National Institute of Oncology, Budapest, Hungary.
Pathol Oncol Res. 2013 Jan;19(1):119-22. doi: 10.1007/s12253-012-9551-7. Epub 2012 Jul 3.
Non-small cell lung cancer (NSCLC) represents 85 % of all malignant lung cancers. In metastatic disease the principle goal of palliative therapy is to prolong survival with least toxicity and best patients' quality of life. Bevacizumab (BEV) has been approved as first line treatment in combination with platinum based chemotherapy and maintenance therapy in NSCLC. BEV can be added safely to several chemotherapeutic agents, however there is no data on coadministration with thermotherapy. Even in localized disease no robust evidence exists about the beneficial effect of loco-regional thermotherapy on overall survival, but it might be used successfully in symptom palliation. In this article a successful co-administration of BEV and hyperthermia is reported in a patient with monolocalized bone metastasis from previously operated NSCLC. This case suggests that electrohyperthermia can probably be incorporated in palliative therapy added not only to radiotherapy or chemotherapy but also to anti-angiogenic BEV treatment.

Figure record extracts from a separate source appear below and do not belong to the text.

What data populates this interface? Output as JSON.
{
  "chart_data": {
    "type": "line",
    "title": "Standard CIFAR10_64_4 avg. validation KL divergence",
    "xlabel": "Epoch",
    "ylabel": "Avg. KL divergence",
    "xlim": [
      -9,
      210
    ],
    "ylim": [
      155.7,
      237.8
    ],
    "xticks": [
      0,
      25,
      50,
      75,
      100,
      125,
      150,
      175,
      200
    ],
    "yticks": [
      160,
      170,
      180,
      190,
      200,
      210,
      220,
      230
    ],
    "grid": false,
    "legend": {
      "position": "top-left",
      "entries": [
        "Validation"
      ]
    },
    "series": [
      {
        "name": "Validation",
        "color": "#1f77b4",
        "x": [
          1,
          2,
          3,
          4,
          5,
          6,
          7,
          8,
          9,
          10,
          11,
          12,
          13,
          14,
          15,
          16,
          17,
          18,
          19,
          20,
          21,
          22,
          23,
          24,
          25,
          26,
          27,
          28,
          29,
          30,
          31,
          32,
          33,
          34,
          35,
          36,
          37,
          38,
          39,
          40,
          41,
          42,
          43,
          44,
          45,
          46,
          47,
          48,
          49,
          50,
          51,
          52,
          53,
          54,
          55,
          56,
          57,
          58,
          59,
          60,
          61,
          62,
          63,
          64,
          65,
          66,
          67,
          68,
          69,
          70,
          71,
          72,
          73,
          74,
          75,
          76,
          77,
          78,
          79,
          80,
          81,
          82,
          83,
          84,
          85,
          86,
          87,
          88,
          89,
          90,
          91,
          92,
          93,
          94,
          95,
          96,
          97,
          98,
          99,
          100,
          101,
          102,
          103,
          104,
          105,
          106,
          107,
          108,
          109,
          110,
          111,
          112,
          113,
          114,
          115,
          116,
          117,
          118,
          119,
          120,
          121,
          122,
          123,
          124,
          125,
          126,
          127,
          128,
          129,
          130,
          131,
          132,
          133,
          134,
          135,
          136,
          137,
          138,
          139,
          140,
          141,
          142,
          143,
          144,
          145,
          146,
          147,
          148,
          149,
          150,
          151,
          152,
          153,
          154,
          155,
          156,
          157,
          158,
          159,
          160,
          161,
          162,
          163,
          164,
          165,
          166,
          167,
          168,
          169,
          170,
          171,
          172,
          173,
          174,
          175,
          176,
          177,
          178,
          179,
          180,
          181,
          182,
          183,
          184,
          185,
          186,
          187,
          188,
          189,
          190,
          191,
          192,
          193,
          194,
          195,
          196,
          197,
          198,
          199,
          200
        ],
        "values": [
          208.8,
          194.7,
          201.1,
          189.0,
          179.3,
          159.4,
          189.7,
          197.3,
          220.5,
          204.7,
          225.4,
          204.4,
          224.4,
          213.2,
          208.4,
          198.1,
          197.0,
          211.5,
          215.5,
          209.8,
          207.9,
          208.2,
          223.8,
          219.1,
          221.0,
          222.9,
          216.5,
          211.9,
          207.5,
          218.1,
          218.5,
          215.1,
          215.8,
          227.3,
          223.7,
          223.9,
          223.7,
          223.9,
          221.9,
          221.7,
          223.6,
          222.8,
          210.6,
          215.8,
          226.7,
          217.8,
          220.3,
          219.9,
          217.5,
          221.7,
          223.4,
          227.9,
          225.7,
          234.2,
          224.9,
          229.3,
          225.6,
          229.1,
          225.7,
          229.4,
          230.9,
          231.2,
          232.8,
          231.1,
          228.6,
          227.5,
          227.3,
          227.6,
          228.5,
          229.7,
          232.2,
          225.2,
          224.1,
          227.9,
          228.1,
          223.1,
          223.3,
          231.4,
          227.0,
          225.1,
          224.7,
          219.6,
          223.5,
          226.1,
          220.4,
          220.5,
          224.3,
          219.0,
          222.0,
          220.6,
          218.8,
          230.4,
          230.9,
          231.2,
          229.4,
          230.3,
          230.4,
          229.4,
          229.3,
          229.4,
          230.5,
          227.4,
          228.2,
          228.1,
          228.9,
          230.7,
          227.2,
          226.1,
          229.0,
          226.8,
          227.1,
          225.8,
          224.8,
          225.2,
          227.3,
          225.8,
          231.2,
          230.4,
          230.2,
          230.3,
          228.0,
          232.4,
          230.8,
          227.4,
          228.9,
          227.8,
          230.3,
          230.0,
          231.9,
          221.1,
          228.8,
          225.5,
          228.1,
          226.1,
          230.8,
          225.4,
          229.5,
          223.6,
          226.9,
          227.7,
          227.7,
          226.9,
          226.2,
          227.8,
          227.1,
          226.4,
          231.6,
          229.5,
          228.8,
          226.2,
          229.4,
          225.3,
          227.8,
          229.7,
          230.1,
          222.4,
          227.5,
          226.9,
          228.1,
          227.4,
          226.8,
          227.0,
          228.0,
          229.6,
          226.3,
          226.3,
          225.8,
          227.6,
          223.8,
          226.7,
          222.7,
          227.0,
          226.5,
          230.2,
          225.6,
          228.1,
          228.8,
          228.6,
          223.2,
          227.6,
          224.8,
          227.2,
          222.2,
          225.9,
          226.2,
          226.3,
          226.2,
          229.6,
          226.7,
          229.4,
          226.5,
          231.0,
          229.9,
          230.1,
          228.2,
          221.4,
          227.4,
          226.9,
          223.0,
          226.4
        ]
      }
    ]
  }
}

非小细胞肺癌(NSCLC)占所有恶性肺癌的 85%。在转移性疾病中,姑息治疗的主要目标是在毒性最小和患者生活质量最佳的情况下延长生存时间。贝伐珠单抗(BEV)已被批准与铂类化疗药物联合用于 NSCLC 的一线治疗,并可作为维持治疗。BEV 可与几种化疗药物联合使用,但是否与热疗联合使用尚无数据。即使在局限性疾病中,局部热疗对总生存的有益影响也没有确凿的证据,但它可能在缓解症状方面成功应用。本文报告了一例先前接受手术治疗的 NSCLC 患者出现单发性骨转移,在接受 BEV 治疗的同时进行热疗,取得了成功。该病例提示,电加热疗法可能不仅可与放疗或化疗联合应用于姑息治疗,也可与抗血管生成的 BEV 治疗联合应用。